Gunther Schuller in 2011 (BMint Staff Photo)
Gunther Schuller in 2011 (BMint Staff Photo)

Born in NYC into a family of classical musicians, he became a jazz hound in high school, telling his NY Philharmonic violinist father “I heard some Duke Ellington last night [on the radio], and that music is as great as Beethoven’s and Mozart’s. He almost had a heart attack.” He went on to blow his horn with the ABT and Cincinnati and eventually the Met orchestras, as well as in NYC bebop groups at the most exalted levels. In 1967 he turned from performance to presidency of NEC, instituting jazz degrees and helping spur the Joplin revival among much else. His heart and mind also remained solidly and intricately in modern classical idioms; he received the 1994 Pulitzer Prize for his Of Reminiscences and Reflections written for the Louisville Orchestra, and a MacArthur Grant in 1991. He completed 19 commissions since 2012.

Initial good life survey and obituary writeups are here and here; naturally there will be longer, detailed appreciations this week in all of the usual places. BMInt’s coverage begins here and works backward, but first see this birthday summary as well as a remarkable recent interview of our fertile, influential, beloved, towering figure.

8 Comments »

8 Comments [leave a civil comment (others will be removed) and please disclose relevant affiliations]

  1. This seems most complete thus far:
    http://www.nytimes.com/2015/06/22/arts/music/gunther-schuller-composer-who-synthesized-classical-and-jazz-dies-at-89.html

    Comment by David Moran — June 22, 2015 at 2:03 am

  2. The New York Times obituary made no mention of his wife Marjorie (nee Black), who died in 1992 after 49 years of marriage. “We had chemistry,” he once told me, and the smile on his face showed he meant it. She was a singer. Her presence in his life is reflected in the name of his publishing company, Margun Music. One spring afternoon, when I picked him up to take him to a concert, or perhaps it was a Chinese dinner, I admired the tulips blooming in his yard. He told me that she loved gardening and had planted them. He liked seeing them come back into bloom each year.

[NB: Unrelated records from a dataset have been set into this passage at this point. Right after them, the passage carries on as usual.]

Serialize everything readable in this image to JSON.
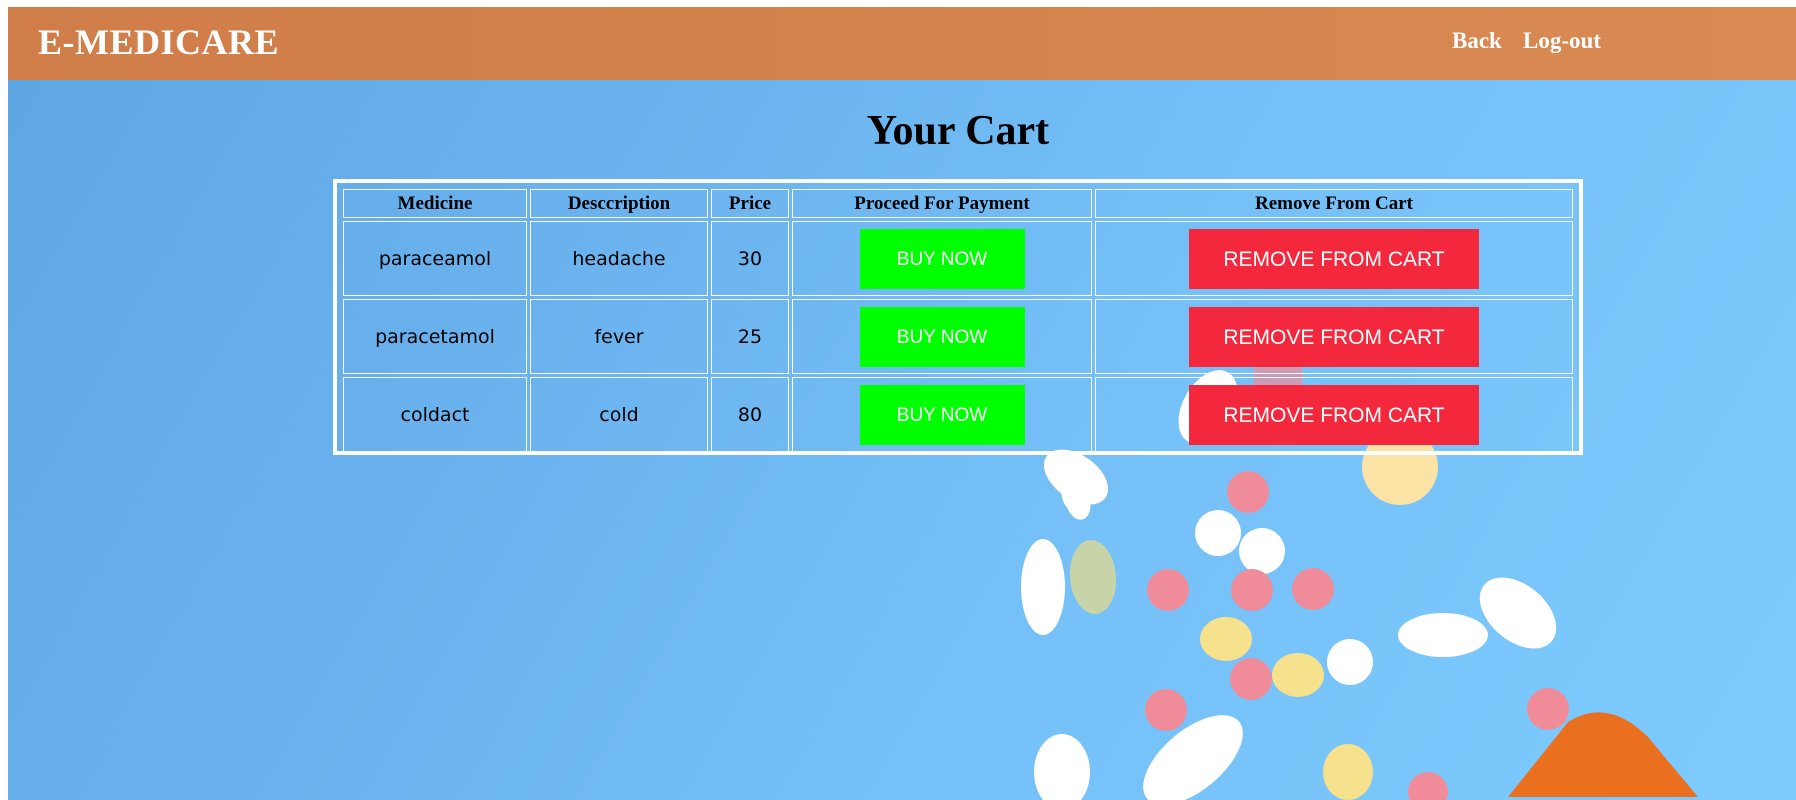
{
  "header": {
    "brand": "E-MEDICARE",
    "nav": {
      "back": "Back",
      "logout": "Log-out"
    }
  },
  "main": {
    "title": "Your Cart",
    "table": {
      "headers": [
        "Medicine",
        "Desccription",
        "Price",
        "Proceed For Payment",
        "Remove From Cart"
      ],
      "rows": [
        {
          "medicine": "paraceamol",
          "description": "headache",
          "price": "30",
          "buy_label": "BUY NOW",
          "remove_label": "REMOVE FROM CART"
        },
        {
          "medicine": "paracetamol",
          "description": "fever",
          "price": "25",
          "buy_label": "BUY NOW",
          "remove_label": "REMOVE FROM CART"
        },
        {
          "medicine": "coldact",
          "description": "cold",
          "price": "80",
          "buy_label": "BUY NOW",
          "remove_label": "REMOVE FROM CART"
        }
      ]
    }
  },
  "colors": {
    "navbar": "#d5834e",
    "background": "#6cb4ef",
    "buy_button": "#00ff00",
    "remove_button": "#f3283c"
  }
}
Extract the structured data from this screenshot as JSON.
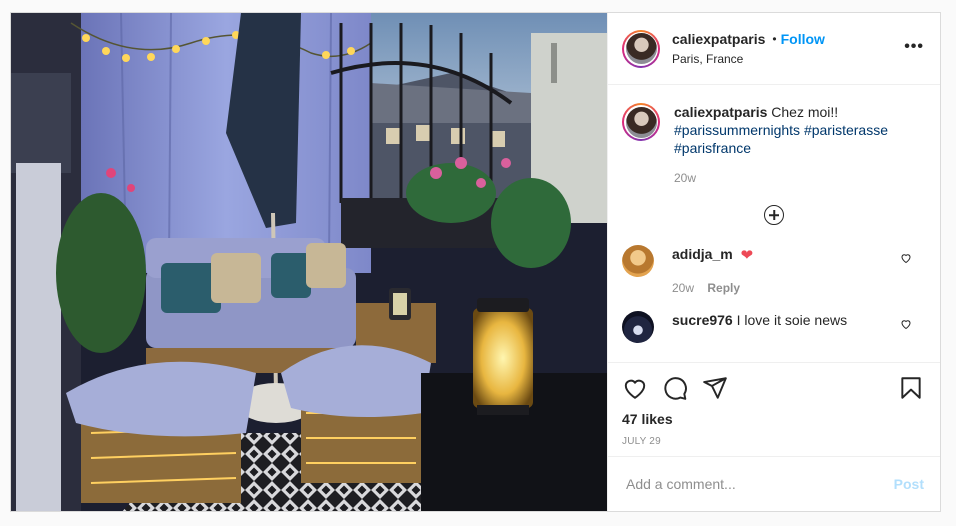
{
  "post": {
    "username": "caliexpatparis",
    "follow_label": "Follow",
    "separator": "•",
    "location": "Paris, France",
    "more_label": "•••"
  },
  "caption": {
    "username": "caliexpatparis",
    "text": "Chez moi!!",
    "hashtags": [
      "#parissummernights",
      "#paristerasse",
      "#parisfrance"
    ],
    "time": "20w"
  },
  "comments": [
    {
      "username": "adidja_m",
      "text": "",
      "emoji": "❤",
      "time": "20w",
      "reply_label": "Reply"
    },
    {
      "username": "sucre976",
      "text": "I love it soie news"
    }
  ],
  "actions": {
    "likes": "47 likes",
    "date": "JULY 29"
  },
  "add_comment": {
    "placeholder": "Add a comment...",
    "post_label": "Post"
  },
  "colors": {
    "link": "#0095f6",
    "hashtag": "#00376b",
    "secondary_text": "#8e8e8e",
    "heart_red": "#ed4956",
    "post_disabled": "#b2dffc"
  },
  "icons": [
    "more-options-icon",
    "load-more-comments-icon",
    "like-icon",
    "comment-icon",
    "share-icon",
    "save-icon",
    "comment-like-icon"
  ]
}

    Comment by Elizabeth Gawthrop Riely — June 22, 2015 at 2:37 pm

  3. Sure it does.

    This too is nice, drawing on his writing:
    https://www.bostonglobe.com/arts/2015/06/21/gunther-schuller-dies/ilnkHkSP7s7e0AZhBwOcOI/story.html

    Comment by David Moran — June 22, 2015 at 3:02 pm

  4. We salute our recently departed friend Gunther Schuller, one of the major figures in the history of American music. Perhaps best known for his efforts to bring American jazz and its musicians onto the map of “serious” music, he was also a friend and supporter of many musical styles and modes of expression.

    He expressed support very early on for Camerata’s efforts, writing us a letter of congratulations on our first production of “A Renaissance Christmas,” circa 1971. Then, when Camerata separated from the Museum of Fine Arts circa 1974, he offered us a new performing home. As then-president of the New England Conservatory, he proposed that Camerata present regular concerts at the school’s splendid Jordan Hall, and so we did for several seasons, until his departure from NEC.

    He also honored us by transcribing from the Nonesuch LP, and then publishing it, our performance of “A Medieval Christmas.” What a tour de force! He had previously done this for important jazz musicians, including the recently deceased Ornette Coleman. “Classically trained musicians take music more seriously when it’s written down,” he said to me. “Early music like yours needs to be seen as something carefully considered and developed.” And indeed, his meticulously detailed score for “Medieval Christmas,” which won an award for oustanding music publication, superficially looked more in places like Brahms than Perotin.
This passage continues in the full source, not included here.